The coronavirus-induced recession will be especially vexing to the man who coined the term “Abenomics” and the pandemic is sure to have dented his reputation as the man who helped pull Japan out of decades of economic stagnation.
Abe ‘most consequential’ Japanese PM on international front since WWII
Abenomics had mixed results in resuscitating the world’s third-largest economy. But Mr Abe’s legacy will go beyond his economic policies.
When he first took office in 2006, he became Japan’s youngest prime minister since World War II.
The grandson of former Japanese PM Nobusuke Kishi, he faced a huge amount of pressure in the role including political scandals and voter outrage at lost pension records before he quit citing ill health.
Five years later, he returned, leading his conservative Liberal Democratic Party (LDP) back to power.
“On the domestic front, he has a mixed record that will likely be seen as having accrued incremental economic gain in the large urban areas and with some structural reform, but not enough to change the long-term trajectory of Japan,” Dr Nagy said.
He kept his promises to boost spending on the military after years of declines and expanding its capacity to project power abroad.

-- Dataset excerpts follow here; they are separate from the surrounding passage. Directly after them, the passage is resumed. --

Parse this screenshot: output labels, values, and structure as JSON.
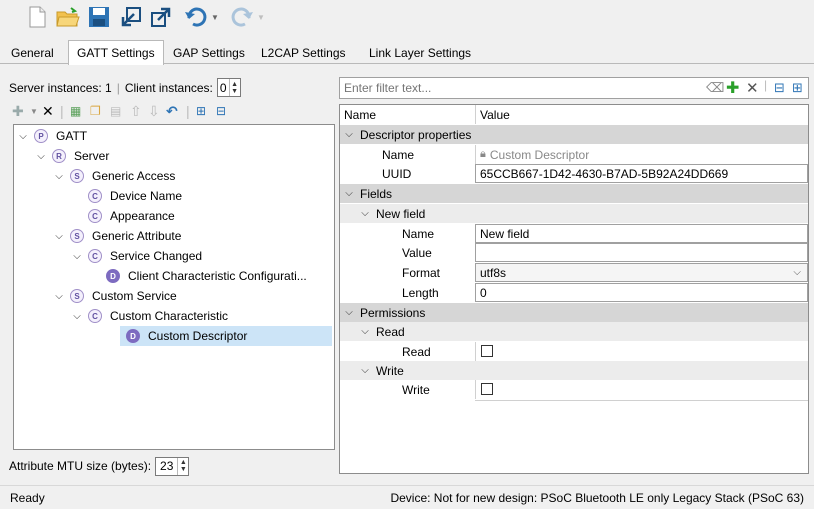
{
  "toolbar": {
    "buttons": [
      "new-file-icon",
      "open-folder-icon",
      "save-icon",
      "import-icon",
      "export-icon",
      "undo-icon",
      "redo-icon"
    ]
  },
  "tabs": [
    "General",
    "GATT Settings",
    "GAP Settings",
    "L2CAP Settings",
    "Link Layer Settings"
  ],
  "left": {
    "server_instances_label": "Server instances: 1",
    "client_instances_label": "Client instances:",
    "client_instances_value": "0",
    "mtu_label": "Attribute MTU size (bytes):",
    "mtu_value": "23"
  },
  "tree": [
    {
      "badge": "P",
      "label": "GATT"
    },
    {
      "badge": "R",
      "label": "Server"
    },
    {
      "badge": "S",
      "label": "Generic Access"
    },
    {
      "badge": "C",
      "label": "Device Name"
    },
    {
      "badge": "C",
      "label": "Appearance"
    },
    {
      "badge": "S",
      "label": "Generic Attribute"
    },
    {
      "badge": "C",
      "label": "Service Changed"
    },
    {
      "badge": "D",
      "label": "Client Characteristic Configurati..."
    },
    {
      "badge": "S",
      "label": "Custom Service"
    },
    {
      "badge": "C",
      "label": "Custom Characteristic"
    },
    {
      "badge": "D",
      "label": "Custom Descriptor"
    }
  ],
  "filter": {
    "placeholder": "Enter filter text..."
  },
  "grid": {
    "col_name": "Name",
    "col_value": "Value",
    "descriptor_properties": "Descriptor properties",
    "name_label": "Name",
    "name_value": "Custom Descriptor",
    "uuid_label": "UUID",
    "uuid_value": "65CCB667-1D42-4630-B7AD-5B92A24DD669",
    "fields": "Fields",
    "new_field": "New field",
    "field_name_label": "Name",
    "field_name_value": "New field",
    "field_value_label": "Value",
    "field_value_value": "",
    "format_label": "Format",
    "format_value": "utf8s",
    "length_label": "Length",
    "length_value": "0",
    "permissions": "Permissions",
    "read": "Read",
    "read_label": "Read",
    "write": "Write",
    "write_label": "Write"
  },
  "status": {
    "left": "Ready",
    "right": "Device: Not for new design: PSoC Bluetooth LE only Legacy Stack (PSoC 63)"
  },
  "colors": {
    "accent": "#2e74b5",
    "selection": "#cce4f7",
    "green": "#2aa02a"
  }
}
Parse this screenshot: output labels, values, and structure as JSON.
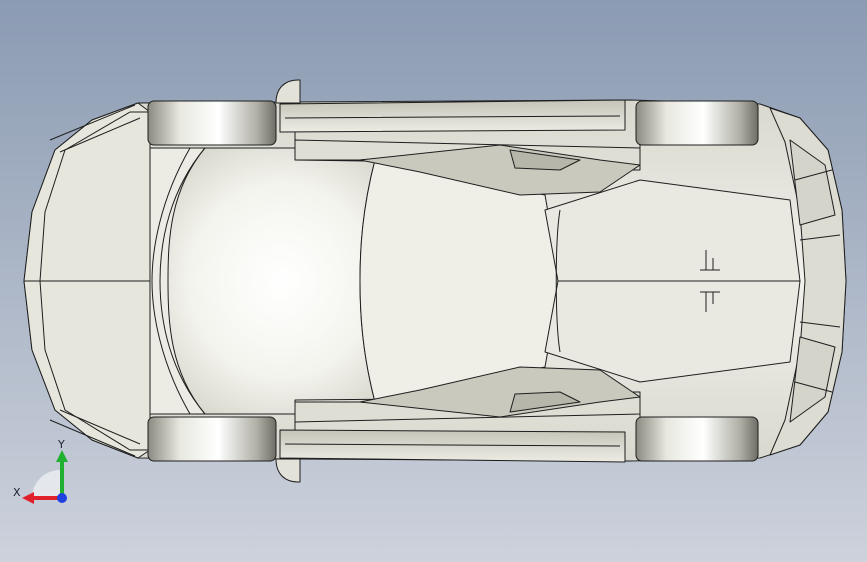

And in a historic shift in 2014, his government reinterpreted the constitution to allow Japanese troops to fight abroad for the first time since World War II.
A year later, Japan adopted laws scrapping a ban on exercising the right to defend a friendly country under attack.
Donald Trump played golf with Shinzo Abe on Trump’s visit to Japan.(AP: Ren Onuma, Kyodo News)
His work on the international stage has also set him apart from previous leaders, according to Dr Nagy.
“Abe has been the most consequential Japanese PM in the post-World-War-II period on the international front,” he said.
Among his achievements include improving relations with China and South Korea and forging closer ties with the US under President Donald Trump, through frequent phone calls, meetings and the odd golf session.
Mr Abe has withstood a number of difficult periods in his time in power, but if this pandemic has reminded us of anything, it’s the importance of our health.
With infections on the way down in Japan, Abe decided now was the right time to step away giving his successor the chance to prepare ahead of the winter flu season just months away.